If I read you right, you want an entire function that takes the values $0$ and $1$ at only finitely many (specified) points. This implies that the function must be a polynomial, by Picard's great theorem, since there will be deleted neighbourhoods of infinity where the function misses two values.

• Then, based on Pete Clark's comment above, I'm imposing too many conditions on the polynomial for it to exist (in general)? – Henry Yuen May 19 '10 at 9:08
• Henry, yes you are imposing too stringent conditions. – Robin Chapman May 19 '10 at 9:16

In your statement, you do not say explicitly, whether $p$ is aloowed to have other zeros, except those in the set $A$.

If you want to construct an entire function with zeros and ones exactly prescribed, this is clearly impossible when your sets $A$ and $B$ are both finite.

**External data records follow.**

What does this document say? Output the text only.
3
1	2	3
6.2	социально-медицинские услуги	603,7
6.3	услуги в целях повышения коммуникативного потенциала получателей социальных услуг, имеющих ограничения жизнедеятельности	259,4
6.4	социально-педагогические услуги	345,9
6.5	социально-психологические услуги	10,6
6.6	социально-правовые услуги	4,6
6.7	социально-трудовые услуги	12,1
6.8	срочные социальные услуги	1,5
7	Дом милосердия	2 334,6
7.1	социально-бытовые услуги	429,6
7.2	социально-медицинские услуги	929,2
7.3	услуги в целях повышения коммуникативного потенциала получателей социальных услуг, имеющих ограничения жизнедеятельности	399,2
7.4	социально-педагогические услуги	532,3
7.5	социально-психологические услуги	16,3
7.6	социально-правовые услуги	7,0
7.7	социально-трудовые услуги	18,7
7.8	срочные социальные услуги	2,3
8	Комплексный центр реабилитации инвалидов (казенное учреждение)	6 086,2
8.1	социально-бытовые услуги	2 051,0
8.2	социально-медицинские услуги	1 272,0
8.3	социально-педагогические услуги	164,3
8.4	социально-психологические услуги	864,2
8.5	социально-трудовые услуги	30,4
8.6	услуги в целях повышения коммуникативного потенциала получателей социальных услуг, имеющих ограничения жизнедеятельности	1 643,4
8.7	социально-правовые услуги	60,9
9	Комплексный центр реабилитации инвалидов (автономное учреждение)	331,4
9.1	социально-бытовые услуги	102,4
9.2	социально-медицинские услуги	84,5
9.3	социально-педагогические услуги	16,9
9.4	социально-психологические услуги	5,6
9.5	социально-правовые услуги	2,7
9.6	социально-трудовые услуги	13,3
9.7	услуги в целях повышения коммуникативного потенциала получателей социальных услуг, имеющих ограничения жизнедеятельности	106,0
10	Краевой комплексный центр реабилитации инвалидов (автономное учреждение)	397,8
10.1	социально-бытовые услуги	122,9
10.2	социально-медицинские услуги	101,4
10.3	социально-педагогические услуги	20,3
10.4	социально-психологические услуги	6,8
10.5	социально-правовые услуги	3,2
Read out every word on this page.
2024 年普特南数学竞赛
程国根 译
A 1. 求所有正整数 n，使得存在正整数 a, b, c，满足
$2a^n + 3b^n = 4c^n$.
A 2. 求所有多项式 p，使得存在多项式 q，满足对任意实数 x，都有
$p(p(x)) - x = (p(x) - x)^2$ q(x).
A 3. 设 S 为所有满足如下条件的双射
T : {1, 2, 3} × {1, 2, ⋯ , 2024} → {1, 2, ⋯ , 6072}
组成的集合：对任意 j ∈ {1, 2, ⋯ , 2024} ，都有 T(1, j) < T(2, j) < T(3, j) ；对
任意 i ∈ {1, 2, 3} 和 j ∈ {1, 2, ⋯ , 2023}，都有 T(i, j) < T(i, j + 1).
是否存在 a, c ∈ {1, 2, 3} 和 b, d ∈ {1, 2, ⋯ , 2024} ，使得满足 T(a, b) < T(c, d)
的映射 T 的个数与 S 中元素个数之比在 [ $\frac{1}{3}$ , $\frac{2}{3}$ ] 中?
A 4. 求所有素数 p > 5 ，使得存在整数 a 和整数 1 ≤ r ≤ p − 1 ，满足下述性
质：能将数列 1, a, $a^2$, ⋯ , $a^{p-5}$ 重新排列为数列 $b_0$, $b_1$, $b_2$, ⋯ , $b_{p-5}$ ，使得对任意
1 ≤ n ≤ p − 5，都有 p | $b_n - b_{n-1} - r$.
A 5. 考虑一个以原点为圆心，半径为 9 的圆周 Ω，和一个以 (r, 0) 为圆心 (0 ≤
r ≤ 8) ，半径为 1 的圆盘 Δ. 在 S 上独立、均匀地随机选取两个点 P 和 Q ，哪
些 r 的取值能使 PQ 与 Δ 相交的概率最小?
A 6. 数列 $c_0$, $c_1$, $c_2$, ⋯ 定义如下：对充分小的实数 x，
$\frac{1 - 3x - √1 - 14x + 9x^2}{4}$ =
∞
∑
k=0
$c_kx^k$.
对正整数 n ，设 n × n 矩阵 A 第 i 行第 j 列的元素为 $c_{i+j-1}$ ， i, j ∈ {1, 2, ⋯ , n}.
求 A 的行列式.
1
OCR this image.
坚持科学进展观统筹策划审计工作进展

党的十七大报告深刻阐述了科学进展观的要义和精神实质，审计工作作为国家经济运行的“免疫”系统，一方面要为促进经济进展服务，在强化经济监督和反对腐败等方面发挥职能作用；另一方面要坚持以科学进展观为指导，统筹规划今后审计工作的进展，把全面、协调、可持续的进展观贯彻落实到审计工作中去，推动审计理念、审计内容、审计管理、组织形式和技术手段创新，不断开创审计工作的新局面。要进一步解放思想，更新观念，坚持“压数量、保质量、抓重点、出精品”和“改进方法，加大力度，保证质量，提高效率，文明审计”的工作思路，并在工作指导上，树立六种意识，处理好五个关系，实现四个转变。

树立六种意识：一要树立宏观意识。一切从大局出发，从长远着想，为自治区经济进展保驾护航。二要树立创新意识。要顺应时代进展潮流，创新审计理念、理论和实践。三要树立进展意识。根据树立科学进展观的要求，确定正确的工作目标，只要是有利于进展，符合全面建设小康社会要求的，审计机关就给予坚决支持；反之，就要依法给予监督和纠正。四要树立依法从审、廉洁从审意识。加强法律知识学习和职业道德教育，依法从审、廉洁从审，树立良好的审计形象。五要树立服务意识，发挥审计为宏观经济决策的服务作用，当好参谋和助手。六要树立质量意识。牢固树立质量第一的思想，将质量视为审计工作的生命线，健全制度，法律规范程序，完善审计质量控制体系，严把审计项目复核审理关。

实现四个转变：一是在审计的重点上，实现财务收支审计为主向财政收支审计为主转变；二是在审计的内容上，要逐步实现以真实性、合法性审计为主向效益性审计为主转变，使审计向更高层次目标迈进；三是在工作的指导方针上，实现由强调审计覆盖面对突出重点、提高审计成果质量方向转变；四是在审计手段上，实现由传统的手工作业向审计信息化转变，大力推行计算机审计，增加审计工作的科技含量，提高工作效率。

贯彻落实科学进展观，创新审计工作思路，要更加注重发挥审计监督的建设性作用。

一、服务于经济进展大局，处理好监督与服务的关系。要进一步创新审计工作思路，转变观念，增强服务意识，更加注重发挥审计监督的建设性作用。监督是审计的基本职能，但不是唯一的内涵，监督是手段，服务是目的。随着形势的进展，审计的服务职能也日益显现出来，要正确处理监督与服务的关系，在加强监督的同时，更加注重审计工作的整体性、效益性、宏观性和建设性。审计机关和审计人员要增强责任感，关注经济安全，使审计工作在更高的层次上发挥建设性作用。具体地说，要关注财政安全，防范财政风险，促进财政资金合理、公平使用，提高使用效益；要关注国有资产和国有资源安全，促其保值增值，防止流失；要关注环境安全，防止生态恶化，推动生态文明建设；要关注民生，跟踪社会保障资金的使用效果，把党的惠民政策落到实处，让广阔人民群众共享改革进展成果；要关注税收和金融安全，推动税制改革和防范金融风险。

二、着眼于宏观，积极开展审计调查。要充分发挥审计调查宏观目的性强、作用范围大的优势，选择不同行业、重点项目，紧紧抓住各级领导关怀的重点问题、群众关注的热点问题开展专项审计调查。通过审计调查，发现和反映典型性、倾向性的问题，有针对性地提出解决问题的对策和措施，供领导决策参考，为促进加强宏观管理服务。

For the reason explained by Robin Chapman.

If you want ones to be exactly prescribed, and function having zeros on the set $A$, and perhaps other zeros, then this is possible: take $p(z)=1+(z-b_1)...(z-b_n)\exp g(z)$ and use interpolation for $g$.

Some very nice instances of your problem (but of course not all) are solved by so-called Shabbat polynomials, ie. by polyomials such that $p^{-1}[0,1]$ is a tree and such that $\{0,1,\infty\}$ are the only critical values. Every planar tree can be realized by an (essentially unique up to affine transformation) Shabbat polynomial. You have thus a polynomial solution if your points $a_i$ and $b_i$ form a bipartition of the vertices of such a "Shabbat-tree".

Let me add that Shabbat polynomials are the simplest instances of "dessins d'enfants" defined by Grothendieck in the hope of understanding the absolute Galois group. (Suitably normalized Shabbat polynomials have algebraic coefficients and the action of the absolute Galois group preserves them and acts thus on the corresponding trees by permuting them.)